We discussed his 1999 album of jazz pieces, Tango del Fuego, a personal favorite of mine.

“You know, classical musicians,” he says, “When they start to cross over and they start to do jazz things, it always sounds like they’re doing it. But in my case, I got hold of a saxophone and started to do it with that, just to fool around with it. I mean, I’m the world’s worst saxophone player. All you have to do is play the tenor sax for twenty minutes and you can forget everything you ever learned on the flute!”

It turns out all the flute solos on Tango del Fuego were written rather than improvised.

“I couldn’t improvise like that if you put a gun to my head! I can improvise, but not like that. If somebody says we’re gonna do ‘Summertime,’ I could sort of hack through that. But it would sound like me sort of hacking through it.”

It’s hard to imagine James Galway just “hacking” through anything. He is a remarkable musician, at home in so many different musical settings. But why, I ask, does he play a gold instrument rather than the usual silver? Does it sound better?

“No difference,” he answers. “The difference is in the mechanism. You see, with a silver flute, when you play low C-sharp and you don’t get it and you squeeze the C-sharp, the key bends and it gets out of kilter. So it leaks. You have to be really squeezing on gold to make it bend!”

Sir James’ wife Jeanne, also a talented flautist, will be with him Saturday night. It will be a reunion of sorts for her.

“That’ll be fun for her to be conducted by JoAnn,” he notes. “They were buddies when they were kids.”

Galway has recently signed a recording agreement with Deutsche Grammophon, and has ideas for his next couple of albums already gestating.

“The first recording we’re going to do with them is called On Wings of Song, that’s the working title. We’re going to take opera arias and really great songs.
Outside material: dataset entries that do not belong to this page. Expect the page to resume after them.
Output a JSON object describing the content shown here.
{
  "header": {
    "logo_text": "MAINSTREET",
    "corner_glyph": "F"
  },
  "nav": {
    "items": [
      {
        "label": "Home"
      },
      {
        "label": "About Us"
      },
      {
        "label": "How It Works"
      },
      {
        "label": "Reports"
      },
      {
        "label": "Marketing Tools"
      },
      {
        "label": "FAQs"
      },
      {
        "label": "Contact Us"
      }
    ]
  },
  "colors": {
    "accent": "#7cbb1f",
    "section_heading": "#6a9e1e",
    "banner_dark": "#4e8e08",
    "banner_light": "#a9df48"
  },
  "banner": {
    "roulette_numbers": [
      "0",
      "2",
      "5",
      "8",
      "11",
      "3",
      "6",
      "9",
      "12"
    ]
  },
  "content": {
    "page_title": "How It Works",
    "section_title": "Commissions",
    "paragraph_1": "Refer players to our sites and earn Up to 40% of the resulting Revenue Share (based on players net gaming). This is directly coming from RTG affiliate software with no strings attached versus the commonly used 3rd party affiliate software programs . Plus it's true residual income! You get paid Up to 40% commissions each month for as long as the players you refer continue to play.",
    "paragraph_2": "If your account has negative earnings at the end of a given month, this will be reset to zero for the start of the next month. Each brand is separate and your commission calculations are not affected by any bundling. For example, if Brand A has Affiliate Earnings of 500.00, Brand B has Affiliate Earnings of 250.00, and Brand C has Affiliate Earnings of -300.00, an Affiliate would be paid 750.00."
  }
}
“The second one we’re going to do,” he continues, “is with an Italian Baroque orchestra who have agreed to play with me and my modern flute. We’re going to do a Handel CD, including some world premiere recordings of pieces by Handel. They existed in the British museum, but nobody ever got them out.”

And that’s James Galway, always looking for new musical horizons to explore. Saturday night, he’ll bring his musical explorations to Chrysler Hall, with JoAnn Falletta and the Virginia Symphony as his travelmates.